Für mich ist ganz klar: Guter Schlaf beginnt bereits tagsüber und ich versuche meinen Tag so zu gestalten, dass ich nachts besser schlafen kann (z.B. Bewegung, viel Licht tagsüber, Abschalten am Abend). Zudem ist vielen wahrscheinlich nicht so bewusst, dass die Regulation der Köpertemperatur das Ein-und Durchschlafen stark beeinflusst. Wichtig ist also, dass man warme Hände und Füsse hat und dass die Körperkerntemperatur sinken kann, um das Einschlafen hervorzurufen. Habe ich kalte Hände und Füsse, hilft vor dem Zubettgehen eine warme Dusche.

Schlafe ich schlecht, komme ich ins Grübeln, die gleichen Gedanken kreisen. Was raten Sie mir?

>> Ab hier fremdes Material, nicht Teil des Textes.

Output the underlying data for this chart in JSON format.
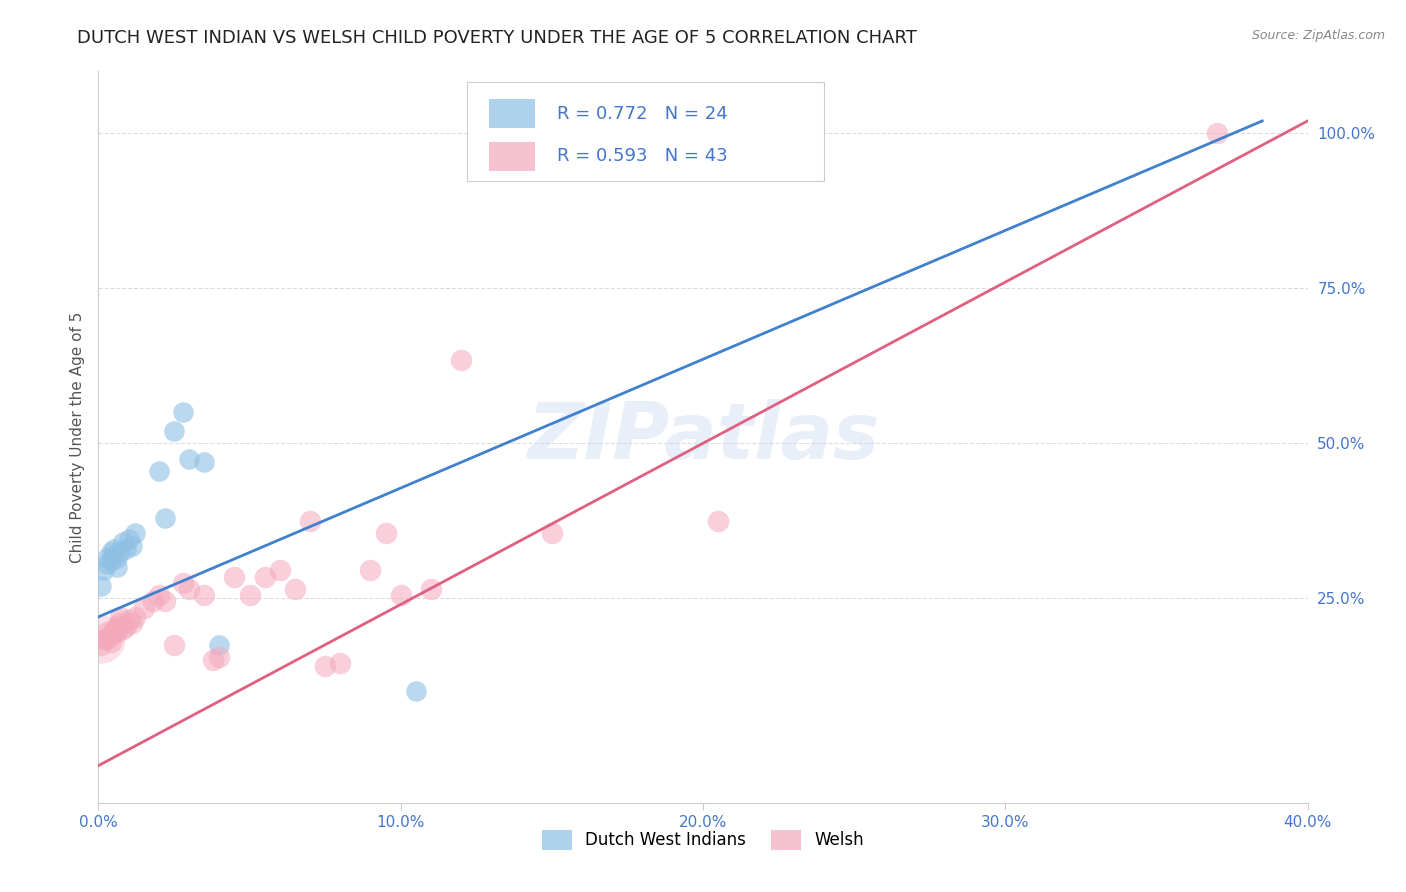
{
  "title": "DUTCH WEST INDIAN VS WELSH CHILD POVERTY UNDER THE AGE OF 5 CORRELATION CHART",
  "source": "Source: ZipAtlas.com",
  "ylabel": "Child Poverty Under the Age of 5",
  "xlim": [
    0.0,
    0.4
  ],
  "ylim": [
    -0.08,
    1.1
  ],
  "xtick_labels": [
    "0.0%",
    "",
    "10.0%",
    "",
    "20.0%",
    "",
    "30.0%",
    "",
    "40.0%"
  ],
  "xtick_vals": [
    0.0,
    0.05,
    0.1,
    0.15,
    0.2,
    0.25,
    0.3,
    0.35,
    0.4
  ],
  "ytick_labels": [
    "25.0%",
    "50.0%",
    "75.0%",
    "100.0%"
  ],
  "ytick_vals": [
    0.25,
    0.5,
    0.75,
    1.0
  ],
  "watermark_text": "ZIPatlas",
  "legend_entries": [
    {
      "label": "Dutch West Indians",
      "R": 0.772,
      "N": 24
    },
    {
      "label": "Welsh",
      "R": 0.593,
      "N": 43
    }
  ],
  "blue_scatter": [
    [
      0.001,
      0.27
    ],
    [
      0.002,
      0.295
    ],
    [
      0.003,
      0.305
    ],
    [
      0.003,
      0.315
    ],
    [
      0.004,
      0.31
    ],
    [
      0.004,
      0.325
    ],
    [
      0.005,
      0.32
    ],
    [
      0.005,
      0.33
    ],
    [
      0.006,
      0.3
    ],
    [
      0.006,
      0.315
    ],
    [
      0.007,
      0.325
    ],
    [
      0.008,
      0.34
    ],
    [
      0.009,
      0.33
    ],
    [
      0.01,
      0.345
    ],
    [
      0.011,
      0.335
    ],
    [
      0.012,
      0.355
    ],
    [
      0.02,
      0.455
    ],
    [
      0.022,
      0.38
    ],
    [
      0.025,
      0.52
    ],
    [
      0.028,
      0.55
    ],
    [
      0.03,
      0.475
    ],
    [
      0.035,
      0.47
    ],
    [
      0.04,
      0.175
    ],
    [
      0.105,
      0.1
    ]
  ],
  "pink_scatter": [
    [
      0.001,
      0.175
    ],
    [
      0.002,
      0.185
    ],
    [
      0.003,
      0.185
    ],
    [
      0.003,
      0.195
    ],
    [
      0.004,
      0.18
    ],
    [
      0.004,
      0.19
    ],
    [
      0.005,
      0.195
    ],
    [
      0.005,
      0.2
    ],
    [
      0.006,
      0.195
    ],
    [
      0.006,
      0.205
    ],
    [
      0.007,
      0.21
    ],
    [
      0.007,
      0.22
    ],
    [
      0.008,
      0.2
    ],
    [
      0.009,
      0.205
    ],
    [
      0.01,
      0.215
    ],
    [
      0.011,
      0.21
    ],
    [
      0.012,
      0.22
    ],
    [
      0.015,
      0.235
    ],
    [
      0.018,
      0.245
    ],
    [
      0.02,
      0.255
    ],
    [
      0.022,
      0.245
    ],
    [
      0.025,
      0.175
    ],
    [
      0.028,
      0.275
    ],
    [
      0.03,
      0.265
    ],
    [
      0.035,
      0.255
    ],
    [
      0.038,
      0.15
    ],
    [
      0.04,
      0.155
    ],
    [
      0.045,
      0.285
    ],
    [
      0.05,
      0.255
    ],
    [
      0.055,
      0.285
    ],
    [
      0.06,
      0.295
    ],
    [
      0.065,
      0.265
    ],
    [
      0.07,
      0.375
    ],
    [
      0.075,
      0.14
    ],
    [
      0.08,
      0.145
    ],
    [
      0.09,
      0.295
    ],
    [
      0.095,
      0.355
    ],
    [
      0.1,
      0.255
    ],
    [
      0.11,
      0.265
    ],
    [
      0.12,
      0.635
    ],
    [
      0.15,
      0.355
    ],
    [
      0.205,
      0.375
    ],
    [
      0.37,
      1.0
    ]
  ],
  "blue_line_x": [
    0.0,
    0.385
  ],
  "blue_line_y": [
    0.22,
    1.02
  ],
  "pink_line_x": [
    0.0,
    0.4
  ],
  "pink_line_y": [
    -0.02,
    1.02
  ],
  "blue_dot_color": "#8ec0e4",
  "pink_dot_color": "#f4a8bc",
  "blue_line_color": "#4080cc",
  "pink_line_color": "#e06080",
  "tick_color": "#4477cc",
  "background_color": "#ffffff",
  "grid_color": "#dddddd",
  "title_fontsize": 13,
  "axis_label_fontsize": 11,
  "tick_fontsize": 11,
  "legend_fontsize": 13,
  "source_fontsize": 9
}
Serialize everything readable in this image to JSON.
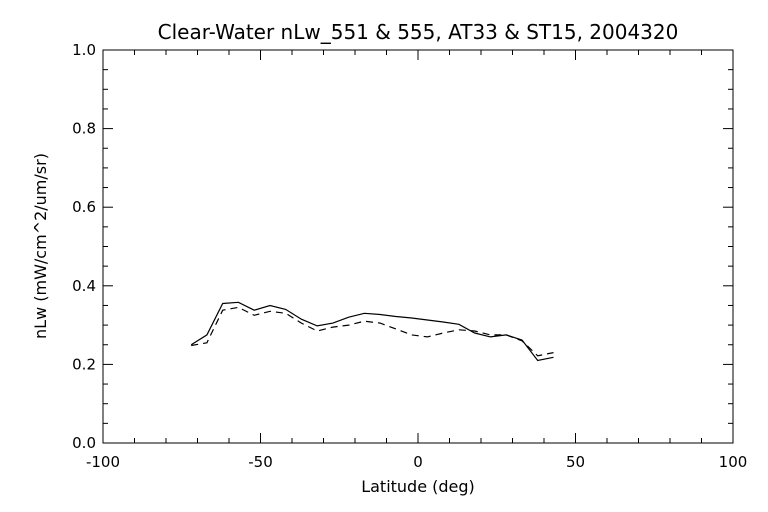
{
  "chart_data": {
    "type": "line",
    "title": "Clear-Water nLw_551 & 555, AT33 & ST15, 2004320",
    "xlabel": "Latitude (deg)",
    "ylabel": "nLw (mW/cm^2/um/sr)",
    "xlim": [
      -100,
      100
    ],
    "ylim": [
      0.0,
      1.0
    ],
    "x_ticks": [
      "-100",
      "-50",
      "0",
      "50",
      "100"
    ],
    "y_ticks": [
      "0.0",
      "0.2",
      "0.4",
      "0.6",
      "0.8",
      "1.0"
    ],
    "grid": false,
    "series": [
      {
        "style": "solid",
        "color": "#000000",
        "x": [
          -72,
          -67,
          -62,
          -57,
          -52,
          -47,
          -42,
          -37,
          -32,
          -27,
          -22,
          -17,
          -12,
          -7,
          -2,
          3,
          8,
          13,
          18,
          23,
          28,
          33,
          38,
          43
        ],
        "y": [
          0.25,
          0.275,
          0.355,
          0.358,
          0.338,
          0.35,
          0.34,
          0.315,
          0.298,
          0.305,
          0.32,
          0.33,
          0.327,
          0.322,
          0.318,
          0.313,
          0.308,
          0.302,
          0.28,
          0.27,
          0.275,
          0.262,
          0.21,
          0.218
        ]
      },
      {
        "style": "dashed",
        "color": "#000000",
        "x": [
          -72,
          -67,
          -62,
          -57,
          -52,
          -47,
          -42,
          -37,
          -32,
          -27,
          -22,
          -17,
          -12,
          -7,
          -2,
          3,
          8,
          13,
          18,
          23,
          28,
          33,
          38,
          43
        ],
        "y": [
          0.248,
          0.255,
          0.338,
          0.345,
          0.325,
          0.335,
          0.33,
          0.305,
          0.285,
          0.295,
          0.3,
          0.31,
          0.305,
          0.29,
          0.275,
          0.27,
          0.28,
          0.288,
          0.285,
          0.275,
          0.275,
          0.26,
          0.222,
          0.23
        ]
      }
    ]
  }
}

In solchen Fällen können Sie versuchen, die Gedanken aktiv loszulassen. Ich zum Beispiel stelle mir vor, jeden einzelnen Gedanken in einen Luftballon zu packen und davonfliegen zu lassen. Mir hilft manchmal auch, alle negativen Gedanken vor dem Schlafengehen aufzuschreiben. Dann sage ich mir: Ich habe genug darüber nachgedacht, ich kann morgen wieder daran denken. Wenn mich etwas belastet, dann lenke ich meinen Fokus auf positive Dinge und zähle bewusst die Sachen auf, die gut waren und für die ich dankbar bin. Dann küre ich für mich das Beste. Atemübungen können ebenfalls helfen. Ich muss einfach etwas Eintöniges machen, was mich nicht aufkratzt. Zudem vertraue ich darauf, dass sich der Schlaf selbst reguliert. Schlafe ich in der einen Nacht schlecht, freue ich mich auf die nächste, weil ich weiss, dass ich dann tiefer und fester schlafen werde, weil der Schlafdruck höher ist.

Further information

PD Dr. Caroline Lustenberger ist Neurowissenschaftlerin und Dozentin an der ETH Zürich. Sie hat langjährige Erfahrung in der Schlafforschung und untersucht, wie die Gehirnaktivität im Schlaf die Gesundheit beeinflusst.

Literaturhinweis

Salome Kurth und Caroline Lustenberger: Dieses Buch ist zum Einschlafen – Individuelle Tipps für besseren Schlaf, Beobachter Edition 2024. ISBN 978-3-03875-573-9.